Equine Viral Arteritis (EVA)
This is rare in the UK, but we should all be aware of it, since the population is susceptible to infection from mainland Europe. The disease is closely monitored by DEFRA and any suspected cases must be reported immediately by the owner/veterinarian. EVA can cause systemic illness with clinical signs including fever, depression, nose and eye discharge, swelling of the eyelids, lower abdomen and scrotum. Conjunctivitis may be seen. EVA is found in the accessory sex glands of infected stallions, which may or may not show clinical signs, and is shed in semen at service. Mares may spread the disease via the respiratory route. Aborted material is highly infectious. There is no specific treatment for EVA infection, but steps can be taken to prevent spread of infection. There is a blood test for the virus, and this should be applied to all animals before and after import, and all breeding animals at the start of the breeding season. The test cannot distinguish between vaccinated and infected animals so a careful record should be made of a negative test result prior to vaccination. In the event of a positive blood test, mares should be retested in a further 2 weeks, to show a static or lower antibody level, indicative of recovery from infection; stallions or colts with positive results and no evidence of vaccination must be resported to DEFRA. The options, after confirmation by further tests, are export, castration or euthanasia. An inactivated vaccine is licensed for use in the UK. It is only indicated for use in breeding stallions, since EVA has a very low incidence in the UK and vaccination complicates the surveillance programme which relies upon negative blood test results to track incidences of the virus. EVA is a notifiable disease. DEFRA must be informed and the horse and all in-contacts must be isolated.

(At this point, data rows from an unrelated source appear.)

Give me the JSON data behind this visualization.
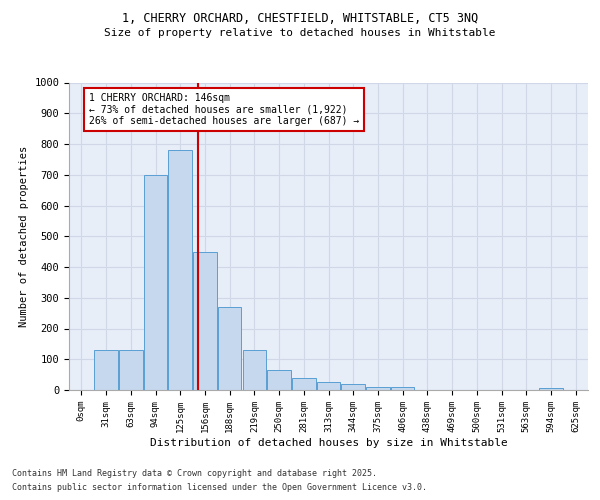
{
  "title_line1": "1, CHERRY ORCHARD, CHESTFIELD, WHITSTABLE, CT5 3NQ",
  "title_line2": "Size of property relative to detached houses in Whitstable",
  "xlabel": "Distribution of detached houses by size in Whitstable",
  "ylabel": "Number of detached properties",
  "bar_labels": [
    "0sqm",
    "31sqm",
    "63sqm",
    "94sqm",
    "125sqm",
    "156sqm",
    "188sqm",
    "219sqm",
    "250sqm",
    "281sqm",
    "313sqm",
    "344sqm",
    "375sqm",
    "406sqm",
    "438sqm",
    "469sqm",
    "500sqm",
    "531sqm",
    "563sqm",
    "594sqm",
    "625sqm"
  ],
  "bar_values": [
    0,
    130,
    130,
    700,
    780,
    450,
    270,
    130,
    65,
    40,
    25,
    20,
    10,
    10,
    0,
    0,
    0,
    0,
    0,
    5,
    0
  ],
  "bar_color": "#c5d8ed",
  "bar_edge_color": "#5a9fd4",
  "grid_color": "#d0d8e8",
  "background_color": "#e8eef8",
  "vline_x": 4.73,
  "vline_color": "#cc0000",
  "annotation_text": "1 CHERRY ORCHARD: 146sqm\n← 73% of detached houses are smaller (1,922)\n26% of semi-detached houses are larger (687) →",
  "annotation_box_color": "#cc0000",
  "ylim": [
    0,
    1000
  ],
  "yticks": [
    0,
    100,
    200,
    300,
    400,
    500,
    600,
    700,
    800,
    900,
    1000
  ],
  "footer_line1": "Contains HM Land Registry data © Crown copyright and database right 2025.",
  "footer_line2": "Contains public sector information licensed under the Open Government Licence v3.0."
}
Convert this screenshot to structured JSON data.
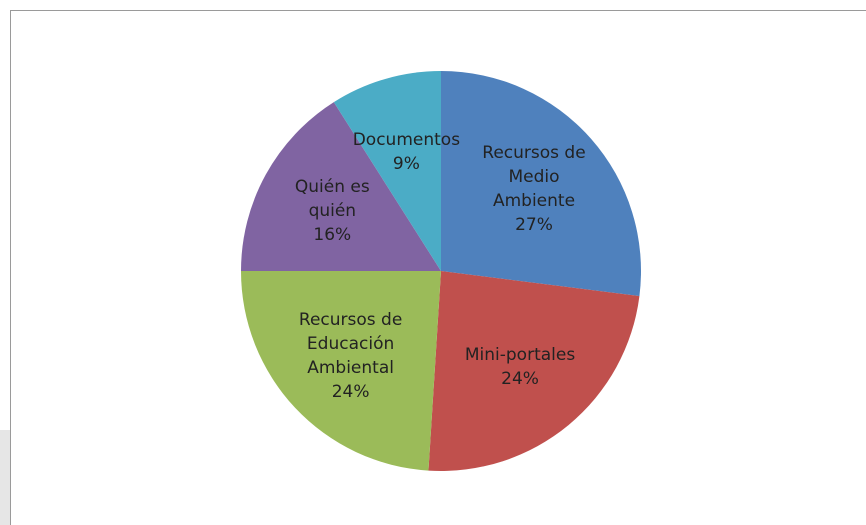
{
  "chart_data": {
    "type": "pie",
    "categories": [
      "Recursos de Medio Ambiente",
      "Mini-portales",
      "Recursos de Educación Ambiental",
      "Quién es quién",
      "Documentos"
    ],
    "values": [
      27,
      24,
      24,
      16,
      9
    ],
    "value_labels": [
      "27%",
      "24%",
      "24%",
      "16%",
      "9%"
    ],
    "colors": [
      "#4f81bd",
      "#c0504d",
      "#9bbb59",
      "#8064a2",
      "#4bacc6"
    ]
  }
}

Bacterial and Fungal Infections
Entering the uterus via the vagina, infection of the placenta usually results in abortion. Examples of agents include:
- Streptococcus spp.
- Escherichia coli
- Klebsiella pneumoniae
- Pseudomonas aeruginosa
- Taylorella equigenitalis
- Fungi.
Sometimes mares will show early signs of bacterial placentitis. Premature mammary development or a purulent vaginal discharge may forewarn of problems soon to become all too evident. Although some systemic antibiotics may reach the uterus and tackle the infection, they may not be able to restrict the damage which is done. Stallions and mares should be swabbed for pathogens prior to mating. Mares should have a Caslick's stitching if the vulval conformation disposes to infection. Abortion will never be entirely eliminated, but hygiene and management can play a huge part in reducing its impact.